The old-school campfire method adds lots of smoky flavor. Use dry, well-cured woods, such as fruitwood, hickory, or mesquite, and allow 45 minutes for logs to burn down to embers.
Must-have BBQ Tools
- Chimney Starter (MOST IMPORTANT): The easiest way by far to light charcoal is with a metal chimney starter. Fill the space under the wire rack at the bottom with wadded-up newspaper and the metal cylinder at the top with briquettes. Light from below. When the briquettes are lightly covered with white ash, pour onto lower grate.

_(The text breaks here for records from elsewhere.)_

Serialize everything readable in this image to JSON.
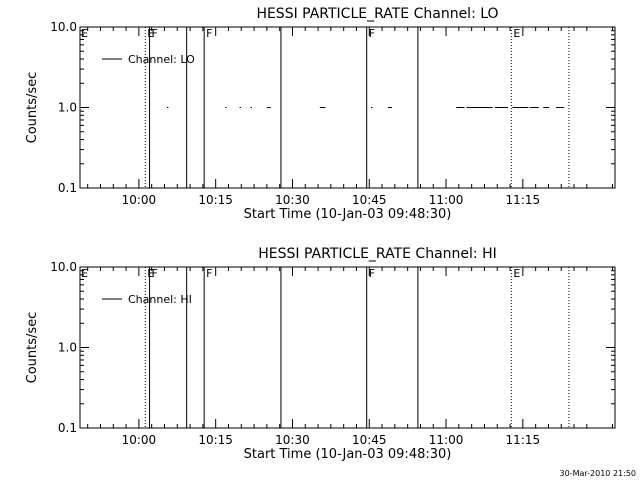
{
  "footer": "30-Mar-2010 21:50",
  "chart_data": [
    {
      "type": "line",
      "title": "HESSI PARTICLE_RATE Channel: LO",
      "xlabel": "Start Time (10-Jan-03 09:48:30)",
      "ylabel": "Counts/sec",
      "y_scale": "log",
      "ylim": [
        0.1,
        10.0
      ],
      "y_ticks": [
        "0.1",
        "1.0",
        "10.0"
      ],
      "xlim": [
        "09:48:30",
        "11:33:00"
      ],
      "x_ticks": [
        "10:00",
        "10:15",
        "10:30",
        "10:45",
        "11:00",
        "11:15"
      ],
      "legend": {
        "position": "top-left",
        "entries": [
          "Channel: LO"
        ]
      },
      "series": [
        {
          "name": "Channel: LO",
          "segments": [
            [
              "10:05:30",
              "10:05:40",
              1.0
            ],
            [
              "10:16:50",
              "10:17:00",
              1.0
            ],
            [
              "10:19:40",
              "10:19:50",
              1.0
            ],
            [
              "10:21:50",
              "10:22:00",
              1.0
            ],
            [
              "10:25:00",
              "10:25:40",
              1.0
            ],
            [
              "10:35:20",
              "10:36:20",
              1.0
            ],
            [
              "10:45:20",
              "10:45:30",
              1.0
            ],
            [
              "10:48:40",
              "10:49:20",
              1.0
            ],
            [
              "11:02:00",
              "11:03:30",
              1.0
            ],
            [
              "11:04:00",
              "11:09:00",
              1.0
            ],
            [
              "11:09:30",
              "11:12:00",
              1.0
            ],
            [
              "11:13:00",
              "11:16:00",
              1.0
            ],
            [
              "11:16:20",
              "11:18:00",
              1.0
            ],
            [
              "11:19:00",
              "11:20:00",
              1.0
            ],
            [
              "11:21:30",
              "11:23:00",
              1.0
            ]
          ]
        }
      ],
      "event_lines": [
        {
          "time": "10:01:15",
          "style": "dotted",
          "label": "E"
        },
        {
          "time": "10:02:05",
          "style": "solid",
          "label": "F"
        },
        {
          "time": "10:09:20",
          "style": "solid",
          "label": ""
        },
        {
          "time": "10:12:45",
          "style": "solid",
          "label": "F"
        },
        {
          "time": "10:27:45",
          "style": "solid",
          "label": ""
        },
        {
          "time": "10:44:30",
          "style": "solid",
          "label": "F"
        },
        {
          "time": "10:54:30",
          "style": "solid",
          "label": ""
        },
        {
          "time": "11:12:45",
          "style": "dotted",
          "label": "E"
        },
        {
          "time": "11:24:00",
          "style": "dotted",
          "label": ""
        }
      ],
      "left_edge_label": "E"
    },
    {
      "type": "line",
      "title": "HESSI PARTICLE_RATE Channel: HI",
      "xlabel": "Start Time (10-Jan-03 09:48:30)",
      "ylabel": "Counts/sec",
      "y_scale": "log",
      "ylim": [
        0.1,
        10.0
      ],
      "y_ticks": [
        "0.1",
        "1.0",
        "10.0"
      ],
      "xlim": [
        "09:48:30",
        "11:33:00"
      ],
      "x_ticks": [
        "10:00",
        "10:15",
        "10:30",
        "10:45",
        "11:00",
        "11:15"
      ],
      "legend": {
        "position": "top-left",
        "entries": [
          "Channel: HI"
        ]
      },
      "series": [
        {
          "name": "Channel: HI",
          "segments": []
        }
      ],
      "event_lines": [
        {
          "time": "10:01:15",
          "style": "dotted",
          "label": "E"
        },
        {
          "time": "10:02:05",
          "style": "solid",
          "label": "F"
        },
        {
          "time": "10:09:20",
          "style": "solid",
          "label": ""
        },
        {
          "time": "10:12:45",
          "style": "solid",
          "label": "F"
        },
        {
          "time": "10:27:45",
          "style": "solid",
          "label": ""
        },
        {
          "time": "10:44:30",
          "style": "solid",
          "label": "F"
        },
        {
          "time": "10:54:30",
          "style": "solid",
          "label": ""
        },
        {
          "time": "11:12:45",
          "style": "dotted",
          "label": "E"
        },
        {
          "time": "11:24:00",
          "style": "dotted",
          "label": ""
        }
      ],
      "left_edge_label": "E"
    }
  ]
}
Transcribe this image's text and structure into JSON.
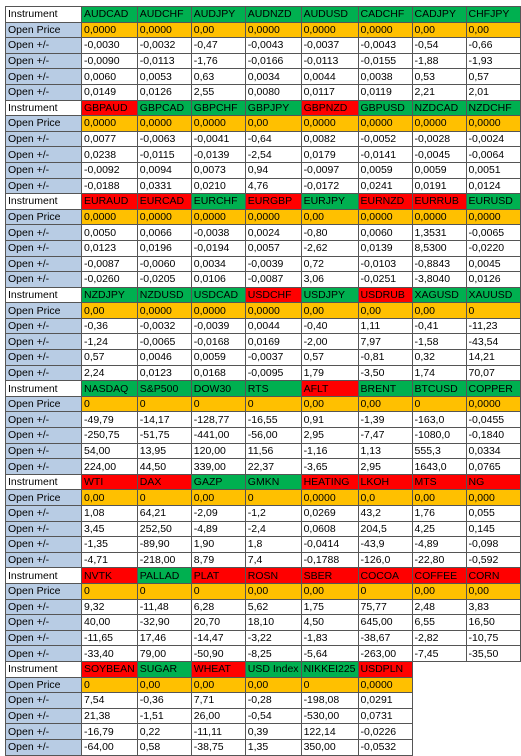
{
  "labels": {
    "instrument": "Instrument",
    "open_price": "Open Price",
    "open_delta": "Open +/-"
  },
  "colors": {
    "label_bg": "#b8cce4",
    "green": "#00b050",
    "red": "#ff0000",
    "orange": "#ffc000",
    "white": "#ffffff"
  },
  "blocks": [
    {
      "instruments": [
        {
          "name": "AUDCAD",
          "color": "g"
        },
        {
          "name": "AUDCHF",
          "color": "g"
        },
        {
          "name": "AUDJPY",
          "color": "g"
        },
        {
          "name": "AUDNZD",
          "color": "g"
        },
        {
          "name": "AUDUSD",
          "color": "g"
        },
        {
          "name": "CADCHF",
          "color": "g"
        },
        {
          "name": "CADJPY",
          "color": "g"
        },
        {
          "name": "CHFJPY",
          "color": "g"
        }
      ],
      "open_price": [
        "0,0000",
        "0,0000",
        "0,00",
        "0,0000",
        "0,0000",
        "0,0000",
        "0,00",
        "0,00"
      ],
      "deltas": [
        [
          "-0,0030",
          "-0,0032",
          "-0,47",
          "-0,0043",
          "-0,0037",
          "-0,0043",
          "-0,54",
          "-0,66"
        ],
        [
          "-0,0090",
          "-0,0113",
          "-1,76",
          "-0,0166",
          "-0,0113",
          "-0,0155",
          "-1,88",
          "-1,93"
        ],
        [
          "0,0060",
          "0,0053",
          "0,63",
          "0,0034",
          "0,0044",
          "0,0038",
          "0,53",
          "0,57"
        ],
        [
          "0,0149",
          "0,0126",
          "2,55",
          "0,0080",
          "0,0117",
          "0,0119",
          "2,21",
          "2,01"
        ]
      ]
    },
    {
      "instruments": [
        {
          "name": "GBPAUD",
          "color": "r"
        },
        {
          "name": "GBPCAD",
          "color": "g"
        },
        {
          "name": "GBPCHF",
          "color": "g"
        },
        {
          "name": "GBPJPY",
          "color": "g"
        },
        {
          "name": "GBPNZD",
          "color": "r"
        },
        {
          "name": "GBPUSD",
          "color": "g"
        },
        {
          "name": "NZDCAD",
          "color": "g"
        },
        {
          "name": "NZDCHF",
          "color": "g"
        }
      ],
      "open_price": [
        "0,0000",
        "0,0000",
        "0,0000",
        "0,00",
        "0,0000",
        "0,0000",
        "0,0000",
        "0,0000"
      ],
      "deltas": [
        [
          "0,0077",
          "-0,0063",
          "-0,0041",
          "-0,64",
          "0,0082",
          "-0,0052",
          "-0,0028",
          "-0,0024"
        ],
        [
          "0,0238",
          "-0,0115",
          "-0,0139",
          "-2,54",
          "0,0179",
          "-0,0141",
          "-0,0045",
          "-0,0064"
        ],
        [
          "-0,0092",
          "0,0094",
          "0,0073",
          "0,94",
          "-0,0097",
          "0,0059",
          "0,0059",
          "0,0051"
        ],
        [
          "-0,0188",
          "0,0331",
          "0,0210",
          "4,76",
          "-0,0172",
          "0,0241",
          "0,0191",
          "0,0124"
        ]
      ]
    },
    {
      "instruments": [
        {
          "name": "EURAUD",
          "color": "r"
        },
        {
          "name": "EURCAD",
          "color": "r"
        },
        {
          "name": "EURCHF",
          "color": "g"
        },
        {
          "name": "EURGBP",
          "color": "r"
        },
        {
          "name": "EURJPY",
          "color": "g"
        },
        {
          "name": "EURNZD",
          "color": "r"
        },
        {
          "name": "EURRUB",
          "color": "r"
        },
        {
          "name": "EURUSD",
          "color": "g"
        }
      ],
      "open_price": [
        "0,0000",
        "0,0000",
        "0,0000",
        "0,0000",
        "0,00",
        "0,0000",
        "0,0000",
        "0,0000"
      ],
      "deltas": [
        [
          "0,0050",
          "0,0066",
          "-0,0038",
          "0,0024",
          "-0,80",
          "0,0060",
          "1,3531",
          "-0,0065"
        ],
        [
          "0,0123",
          "0,0196",
          "-0,0194",
          "0,0057",
          "-2,62",
          "0,0139",
          "8,5300",
          "-0,0220"
        ],
        [
          "-0,0087",
          "-0,0060",
          "0,0034",
          "-0,0039",
          "0,72",
          "-0,0103",
          "-0,8843",
          "0,0045"
        ],
        [
          "-0,0260",
          "-0,0205",
          "0,0106",
          "-0,0087",
          "3,06",
          "-0,0251",
          "-3,8040",
          "0,0126"
        ]
      ]
    },
    {
      "instruments": [
        {
          "name": "NZDJPY",
          "color": "g"
        },
        {
          "name": "NZDUSD",
          "color": "g"
        },
        {
          "name": "USDCAD",
          "color": "g"
        },
        {
          "name": "USDCHF",
          "color": "r"
        },
        {
          "name": "USDJPY",
          "color": "g"
        },
        {
          "name": "USDRUB",
          "color": "r"
        },
        {
          "name": "XAGUSD",
          "color": "g"
        },
        {
          "name": "XAUUSD",
          "color": "g"
        }
      ],
      "open_price": [
        "0,00",
        "0,0000",
        "0,0000",
        "0,0000",
        "0,00",
        "0,00",
        "0,00",
        "0"
      ],
      "deltas": [
        [
          "-0,36",
          "-0,0032",
          "-0,0039",
          "0,0044",
          "-0,40",
          "1,11",
          "-0,41",
          "-11,23"
        ],
        [
          "-1,24",
          "-0,0065",
          "-0,0168",
          "0,0169",
          "-2,00",
          "7,97",
          "-1,58",
          "-43,54"
        ],
        [
          "0,57",
          "0,0046",
          "0,0059",
          "-0,0037",
          "0,57",
          "-0,81",
          "0,32",
          "14,21"
        ],
        [
          "2,24",
          "0,0123",
          "0,0168",
          "-0,0095",
          "1,79",
          "-3,50",
          "1,74",
          "70,07"
        ]
      ]
    },
    {
      "instruments": [
        {
          "name": "NASDAQ",
          "color": "g"
        },
        {
          "name": "S&P500",
          "color": "g"
        },
        {
          "name": "DOW30",
          "color": "g"
        },
        {
          "name": "RTS",
          "color": "g"
        },
        {
          "name": "AFLT",
          "color": "r"
        },
        {
          "name": "BRENT",
          "color": "g"
        },
        {
          "name": "BTCUSD",
          "color": "g"
        },
        {
          "name": "COPPER",
          "color": "g"
        }
      ],
      "open_price": [
        "0",
        "0",
        "0",
        "0",
        "0,00",
        "0,00",
        "0",
        "0,0000"
      ],
      "deltas": [
        [
          "-49,79",
          "-14,17",
          "-128,77",
          "-16,55",
          "0,91",
          "-1,39",
          "-163,0",
          "-0,0455"
        ],
        [
          "-250,75",
          "-51,75",
          "-441,00",
          "-56,00",
          "2,95",
          "-7,47",
          "-1080,0",
          "-0,1840"
        ],
        [
          "54,00",
          "13,95",
          "120,00",
          "11,56",
          "-1,16",
          "1,13",
          "555,3",
          "0,0334"
        ],
        [
          "224,00",
          "44,50",
          "339,00",
          "22,37",
          "-3,65",
          "2,95",
          "1643,0",
          "0,0765"
        ]
      ]
    },
    {
      "instruments": [
        {
          "name": "WTI",
          "color": "r"
        },
        {
          "name": "DAX",
          "color": "r"
        },
        {
          "name": "GAZP",
          "color": "g"
        },
        {
          "name": "GMKN",
          "color": "g"
        },
        {
          "name": "HEATING",
          "color": "r"
        },
        {
          "name": "LKOH",
          "color": "r"
        },
        {
          "name": "MTS",
          "color": "r"
        },
        {
          "name": "NG",
          "color": "r"
        }
      ],
      "open_price": [
        "0,00",
        "0",
        "0,00",
        "0",
        "0,0000",
        "0,0",
        "0,00",
        "0,000"
      ],
      "deltas": [
        [
          "1,08",
          "64,21",
          "-2,09",
          "-1,2",
          "0,0269",
          "43,2",
          "1,76",
          "0,055"
        ],
        [
          "3,45",
          "252,50",
          "-4,89",
          "-2,4",
          "0,0608",
          "204,5",
          "4,25",
          "0,145"
        ],
        [
          "-1,35",
          "-89,90",
          "1,90",
          "1,8",
          "-0,0414",
          "-43,9",
          "-4,89",
          "-0,098"
        ],
        [
          "-4,71",
          "-218,00",
          "8,79",
          "7,4",
          "-0,1788",
          "-126,0",
          "-22,80",
          "-0,592"
        ]
      ]
    },
    {
      "instruments": [
        {
          "name": "NVTK",
          "color": "r"
        },
        {
          "name": "PALLAD",
          "color": "g"
        },
        {
          "name": "PLAT",
          "color": "r"
        },
        {
          "name": "ROSN",
          "color": "r"
        },
        {
          "name": "SBER",
          "color": "r"
        },
        {
          "name": "COCOA",
          "color": "r"
        },
        {
          "name": "COFFEE",
          "color": "r"
        },
        {
          "name": "CORN",
          "color": "r"
        }
      ],
      "open_price": [
        "0",
        "0",
        "0",
        "0,00",
        "0,00",
        "0",
        "0,00",
        "0,00"
      ],
      "deltas": [
        [
          "9,32",
          "-11,48",
          "6,28",
          "5,62",
          "1,75",
          "75,77",
          "2,48",
          "3,83"
        ],
        [
          "40,00",
          "-32,90",
          "20,70",
          "18,10",
          "4,50",
          "645,00",
          "6,55",
          "16,50"
        ],
        [
          "-11,65",
          "17,46",
          "-14,47",
          "-3,22",
          "-1,83",
          "-38,67",
          "-2,82",
          "-10,75"
        ],
        [
          "-33,40",
          "79,00",
          "-50,90",
          "-8,25",
          "-5,64",
          "-263,00",
          "-7,45",
          "-35,50"
        ]
      ]
    },
    {
      "instruments": [
        {
          "name": "SOYBEAN",
          "color": "r"
        },
        {
          "name": "SUGAR",
          "color": "g"
        },
        {
          "name": "WHEAT",
          "color": "r"
        },
        {
          "name": "USD Index",
          "color": "g"
        },
        {
          "name": "NIKKEI225",
          "color": "g"
        },
        {
          "name": "USDPLN",
          "color": "r"
        }
      ],
      "open_price": [
        "0",
        "0,00",
        "0,00",
        "0,00",
        "0",
        "0,0000"
      ],
      "deltas": [
        [
          "7,54",
          "-0,36",
          "7,71",
          "-0,28",
          "-198,08",
          "0,0291"
        ],
        [
          "21,38",
          "-1,51",
          "26,00",
          "-0,54",
          "-530,00",
          "0,0731"
        ],
        [
          "-16,79",
          "0,22",
          "-11,11",
          "0,39",
          "122,14",
          "-0,0226"
        ],
        [
          "-64,00",
          "0,58",
          "-38,75",
          "1,35",
          "350,00",
          "-0,0532"
        ]
      ]
    }
  ]
}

- Tongs: Select extra-long ones for safety. GrillPro 20-inch Professional Extra Long, about $12; amazon.com
- Instant-read meat thermometer: We chose this one for its longer probe, which helps keep hands far from flames. Chef’s Craft about $10; amazon.com
- Grill brush: A removable scrubby pad makes quick work of cleaning gunk from grates. Tool Wizard Grill Brush Scrubber, about $19 amazon.com
- Spatula: A serrated stainless-steel edge helps release burgers from the grill for a clean flip. OXO Good Grips BBQ Turner, $23; amazon.com
- Mitt: Look for one that can withstand at least 475°F. Pit Mitt Barbecue Grill Glove, about $21; amazon.com
Tips for Grilling
Jamie Purviance, chef, and author of Weber’s Big Book of Burgers (2014), shares tips—and a great recipe—to turn you into a grilling guru.
- Get It Hot: Preheating the grill for at least 15 minutes keeps meat from sticking and brings on enviable grill marks.
- Create Zones: Form two temperature zones by moving all the hot coals to one side. The direct-heat area sears burgers perfectly, while the cooler zone gives you a place to let them “rest.”
- Hands Off: No pushing or prodding the meat once it’s on the grill; 5 to 6 minutes on each side is all you need for a caramelized crust.
- Add Smoky Flavor: Soak a few handfuls of hardwood chunks in water, then drain and toss onto hot coals to subtle smokiness to grilled meats.
- Take Five: Let hot burgers rest for a few minutes before diving in, to retain juices.
- Stop Guessing: The surest way to ensure perfect doneness is by using an instant-read meat thermometer
Meat “doneness” temperatures
- Rare: 120°F-125°F
- Medium-rare: 130°F-135°F
- Medium: 140°F-145°F
- Medium-well: 150°F-155°F
- Well-done: 160°F-165°F
Two Ways to Gauge Heat
An Instagram-worthy burger starts with ideal cooking temps. Burgers need medium-high direct heat to get a charred crust and medium doneness, while buns should be toasted in a cooler, indirect zone of the grill. Here are two methods for assessing the heat.
Hold your outstretched palm an inch or two above the upper grill grate. The length of time you can stand the heat tells how hot the grill is.